Speech given 18th October, 2011:
Firstly, I’d like to say how pleased I am that this debate starts with the basic principles and asks what education is for. I share the vision of some of the contributors to this e-book that education is at once academic, vocational and social. That it should equip children for life not just the workforce. And that it should be a place where you find social enlightenment, not social advantage.
If we are going to tear up the script we need to know what we are trying to achieve and I would suggest there are several key principles.

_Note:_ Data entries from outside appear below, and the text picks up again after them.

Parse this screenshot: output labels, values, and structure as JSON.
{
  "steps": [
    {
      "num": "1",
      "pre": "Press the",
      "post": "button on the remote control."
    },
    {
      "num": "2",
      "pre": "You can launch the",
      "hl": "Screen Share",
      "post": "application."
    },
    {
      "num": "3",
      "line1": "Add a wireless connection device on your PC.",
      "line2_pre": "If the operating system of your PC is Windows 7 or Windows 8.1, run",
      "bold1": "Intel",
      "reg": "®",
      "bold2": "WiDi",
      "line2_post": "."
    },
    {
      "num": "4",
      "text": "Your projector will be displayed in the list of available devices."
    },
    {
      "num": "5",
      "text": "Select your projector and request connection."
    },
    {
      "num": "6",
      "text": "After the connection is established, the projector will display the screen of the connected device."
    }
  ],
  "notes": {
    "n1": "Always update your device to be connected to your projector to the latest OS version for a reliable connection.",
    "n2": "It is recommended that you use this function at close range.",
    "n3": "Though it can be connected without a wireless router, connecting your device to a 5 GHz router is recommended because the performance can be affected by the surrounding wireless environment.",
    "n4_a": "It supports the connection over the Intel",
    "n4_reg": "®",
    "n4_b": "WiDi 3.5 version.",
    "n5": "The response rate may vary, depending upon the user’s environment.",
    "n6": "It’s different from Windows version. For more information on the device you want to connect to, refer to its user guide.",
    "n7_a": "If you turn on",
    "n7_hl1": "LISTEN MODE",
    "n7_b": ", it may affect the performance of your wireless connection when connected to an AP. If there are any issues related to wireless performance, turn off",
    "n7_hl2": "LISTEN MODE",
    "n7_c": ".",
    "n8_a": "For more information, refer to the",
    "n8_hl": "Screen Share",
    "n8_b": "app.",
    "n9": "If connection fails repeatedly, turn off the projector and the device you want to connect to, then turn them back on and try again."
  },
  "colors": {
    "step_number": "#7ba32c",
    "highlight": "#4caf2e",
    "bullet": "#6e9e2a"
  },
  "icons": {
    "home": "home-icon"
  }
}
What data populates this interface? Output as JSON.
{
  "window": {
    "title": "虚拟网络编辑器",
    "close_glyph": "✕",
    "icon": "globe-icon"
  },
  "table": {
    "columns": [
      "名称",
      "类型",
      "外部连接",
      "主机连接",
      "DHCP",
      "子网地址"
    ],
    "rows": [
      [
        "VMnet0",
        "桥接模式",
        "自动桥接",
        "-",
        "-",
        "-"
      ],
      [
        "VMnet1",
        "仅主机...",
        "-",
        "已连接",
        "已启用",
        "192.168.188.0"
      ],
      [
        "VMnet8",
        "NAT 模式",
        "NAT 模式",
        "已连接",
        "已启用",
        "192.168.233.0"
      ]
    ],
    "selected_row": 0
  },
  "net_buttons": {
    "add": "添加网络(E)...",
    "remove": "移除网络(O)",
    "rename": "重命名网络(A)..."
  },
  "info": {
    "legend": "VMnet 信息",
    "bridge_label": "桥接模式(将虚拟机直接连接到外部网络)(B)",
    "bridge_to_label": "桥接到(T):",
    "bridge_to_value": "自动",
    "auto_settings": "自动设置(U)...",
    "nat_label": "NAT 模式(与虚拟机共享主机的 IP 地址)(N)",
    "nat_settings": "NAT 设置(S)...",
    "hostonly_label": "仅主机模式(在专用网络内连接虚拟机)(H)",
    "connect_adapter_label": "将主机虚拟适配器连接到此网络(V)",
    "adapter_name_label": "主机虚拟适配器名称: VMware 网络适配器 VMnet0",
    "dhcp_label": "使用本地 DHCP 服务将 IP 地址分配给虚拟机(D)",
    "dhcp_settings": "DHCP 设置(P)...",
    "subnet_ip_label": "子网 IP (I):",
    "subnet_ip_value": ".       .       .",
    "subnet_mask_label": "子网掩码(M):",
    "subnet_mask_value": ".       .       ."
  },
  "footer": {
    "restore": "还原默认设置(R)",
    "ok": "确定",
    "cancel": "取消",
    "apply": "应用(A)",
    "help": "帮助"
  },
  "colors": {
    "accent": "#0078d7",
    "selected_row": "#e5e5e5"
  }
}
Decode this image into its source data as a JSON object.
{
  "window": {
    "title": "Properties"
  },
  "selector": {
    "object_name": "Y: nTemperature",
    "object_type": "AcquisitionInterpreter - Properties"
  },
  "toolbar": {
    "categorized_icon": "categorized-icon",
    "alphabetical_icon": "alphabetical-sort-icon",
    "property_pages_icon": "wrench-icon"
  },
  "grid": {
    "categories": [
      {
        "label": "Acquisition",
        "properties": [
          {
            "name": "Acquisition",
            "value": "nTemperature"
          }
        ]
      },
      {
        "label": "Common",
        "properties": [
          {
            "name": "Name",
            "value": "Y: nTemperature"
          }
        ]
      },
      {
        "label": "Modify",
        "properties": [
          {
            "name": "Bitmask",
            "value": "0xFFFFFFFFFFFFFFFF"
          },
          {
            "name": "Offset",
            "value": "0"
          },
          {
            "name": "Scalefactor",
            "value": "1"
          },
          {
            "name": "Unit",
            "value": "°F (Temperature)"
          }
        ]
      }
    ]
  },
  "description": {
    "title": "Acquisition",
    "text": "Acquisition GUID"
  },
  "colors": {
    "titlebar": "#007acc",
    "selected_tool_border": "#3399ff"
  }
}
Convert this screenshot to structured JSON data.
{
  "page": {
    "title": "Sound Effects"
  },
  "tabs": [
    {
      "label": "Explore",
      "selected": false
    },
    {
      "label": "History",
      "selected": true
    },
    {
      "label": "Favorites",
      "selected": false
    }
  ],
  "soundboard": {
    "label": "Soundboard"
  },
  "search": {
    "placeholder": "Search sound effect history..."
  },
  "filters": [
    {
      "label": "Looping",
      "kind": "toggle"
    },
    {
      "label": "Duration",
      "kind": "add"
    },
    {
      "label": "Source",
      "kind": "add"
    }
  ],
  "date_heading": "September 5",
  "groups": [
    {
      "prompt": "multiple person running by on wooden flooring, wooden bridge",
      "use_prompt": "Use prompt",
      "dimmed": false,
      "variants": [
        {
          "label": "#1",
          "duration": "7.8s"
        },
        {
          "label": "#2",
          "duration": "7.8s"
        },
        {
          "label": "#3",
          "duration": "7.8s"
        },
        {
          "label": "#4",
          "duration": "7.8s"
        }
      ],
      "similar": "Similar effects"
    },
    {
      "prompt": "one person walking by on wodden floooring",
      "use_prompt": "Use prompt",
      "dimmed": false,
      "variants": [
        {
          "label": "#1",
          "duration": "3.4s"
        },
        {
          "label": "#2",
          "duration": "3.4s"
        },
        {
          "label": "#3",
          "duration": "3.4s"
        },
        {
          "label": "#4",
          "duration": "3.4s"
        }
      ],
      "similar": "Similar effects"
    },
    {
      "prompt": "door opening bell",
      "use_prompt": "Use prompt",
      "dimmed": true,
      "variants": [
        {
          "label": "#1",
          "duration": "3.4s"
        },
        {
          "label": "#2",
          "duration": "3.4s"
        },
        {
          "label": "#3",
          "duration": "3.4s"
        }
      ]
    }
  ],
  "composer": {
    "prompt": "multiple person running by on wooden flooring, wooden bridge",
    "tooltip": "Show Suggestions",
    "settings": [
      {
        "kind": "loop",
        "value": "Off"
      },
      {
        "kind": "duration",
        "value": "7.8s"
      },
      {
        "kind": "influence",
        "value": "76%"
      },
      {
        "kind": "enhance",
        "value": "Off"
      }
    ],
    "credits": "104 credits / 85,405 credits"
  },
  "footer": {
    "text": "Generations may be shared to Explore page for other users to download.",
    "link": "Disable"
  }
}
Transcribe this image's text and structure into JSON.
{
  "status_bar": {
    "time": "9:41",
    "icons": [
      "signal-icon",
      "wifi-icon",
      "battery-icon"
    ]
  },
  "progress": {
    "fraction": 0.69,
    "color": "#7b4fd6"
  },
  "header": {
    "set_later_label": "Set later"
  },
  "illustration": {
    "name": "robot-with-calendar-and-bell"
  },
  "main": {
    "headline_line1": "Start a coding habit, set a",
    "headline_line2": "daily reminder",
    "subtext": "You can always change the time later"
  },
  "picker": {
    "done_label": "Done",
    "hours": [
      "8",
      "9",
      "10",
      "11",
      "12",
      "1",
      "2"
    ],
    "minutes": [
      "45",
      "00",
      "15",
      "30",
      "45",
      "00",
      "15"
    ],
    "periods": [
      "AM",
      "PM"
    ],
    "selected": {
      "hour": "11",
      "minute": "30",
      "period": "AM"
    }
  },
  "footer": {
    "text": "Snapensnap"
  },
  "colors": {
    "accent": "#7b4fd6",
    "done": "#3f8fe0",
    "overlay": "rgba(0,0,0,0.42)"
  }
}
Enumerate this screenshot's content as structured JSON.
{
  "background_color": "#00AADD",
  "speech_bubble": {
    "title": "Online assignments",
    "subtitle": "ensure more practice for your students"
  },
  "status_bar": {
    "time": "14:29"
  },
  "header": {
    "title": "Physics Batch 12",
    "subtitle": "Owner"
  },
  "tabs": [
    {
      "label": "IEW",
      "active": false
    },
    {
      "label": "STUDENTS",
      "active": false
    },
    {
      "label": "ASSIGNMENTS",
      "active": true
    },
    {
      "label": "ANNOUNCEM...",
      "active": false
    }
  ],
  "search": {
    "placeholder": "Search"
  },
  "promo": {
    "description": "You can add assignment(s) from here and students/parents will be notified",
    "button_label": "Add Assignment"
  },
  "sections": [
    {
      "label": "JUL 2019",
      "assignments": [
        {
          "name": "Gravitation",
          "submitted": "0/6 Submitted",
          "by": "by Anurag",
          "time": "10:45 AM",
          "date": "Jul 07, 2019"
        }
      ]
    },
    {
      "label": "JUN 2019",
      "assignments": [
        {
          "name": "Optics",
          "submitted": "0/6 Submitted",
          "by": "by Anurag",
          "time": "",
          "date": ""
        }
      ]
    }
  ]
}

My instincts and experience from working with some of the most disadvantaged children in the country point to collaboration not competition. Pulling up the worst-off is good for everyone. As the Spirit Level demonstrated so convincingly, greater inequality is bad – not just for the most disadvantaged – but for all of us. So in real terms I think we have to be wary of league tables – and their focus on a narrow range of outcomes – support collaboration across and among schools and stand firm against the breakup of the local authority family of schools.
Our first principle must surely be education for all children, not some. To paraphrase Andy Burnham our kids deserve a Government that has a plan for all schools and all children, not some schools and some children. That’s why it’s so deeply concerning that Gove has repeatedly refused to tell me what he’s spending on free schools. How do communities make informed choices about where that money should be best spent? Transparency has to be at the basis of an education system we can trust.
And we ought to recognise that the system doesn’t work for some people and never will because life intervenes. I couldn’t agree more with Tom Schuller that we need a renewed focus on lifelong learning, not just as a safety net but as the basis of a fulfilled life. As Jon Cruddas has pointed out, that was always part of the working class socialist tradition. And is surely even more important in today’s world where reskilling is part of the fabric of modern working life.
I think we need to accept also, that being equal doesn’t mean being the same and that the focus on personalised learning under the last Government was the right one.
And I am deeply sceptical about the role of price and profit in the education system. Not just because providers cream off profitable sections – as we have seen in the US healthcare system – leaving the taxpayers struggling to pick up the rest, but because markets simply can’t see people without purchasing power – they are invisible – and where children, their life chances and the future of society is concerned that is unacceptable.
That doesn’t mean you can’t lever in private investment – through social investment bonds for example – but it depends on who is calling the shots, and where the safety net is when private investors don’t want to invest or withdraw their funding. How do you make sure that the core service still exists for those who most need it?
At heart the international evidence shows that the critical factor in achieving for children is proper investment in teachers and staff. When I visited Finland earlier this year with the Education Select Committee that was the lesson they urged us to come away with.
And in the UK there is deserved criticism that teachers have not been allowed to use their professional skills and judgment. Does equality have to mean central control or can you devolve power: let teachers teach and people innovate and still give chances to all children? My answer is that of course you can have both. In fact real freedom relies on equality. The Greater Manchester challenge in my area was a great example of this: teachers from across Manchester came together and said a failing school is our collective responsibility because these are our kids, they’re Manchester’s kids. They lent one another staff and expertise and it worked. It was innovation within a state framework. Not despite the state framework, but because of it.
I understand the desire for fresh thinking and the frustration Neal and Ken are giving voice to. But I would sound a strong note of caution – what is innovative about free schools? To select certain groups of children and create opportunities for some at the expense of all? To opt out of the curriculum? Where does that end? Or to lower the terms and conditions of teachers and create a two tier workforce. That doesn’t represent progress. That isn’t innovation but vandalism.
The system I want to see is built on a fair funding and admissions framework. On that basis innovation is positive and liberating. But try building local freedoms on an unfair, skewed foundation and it will fail.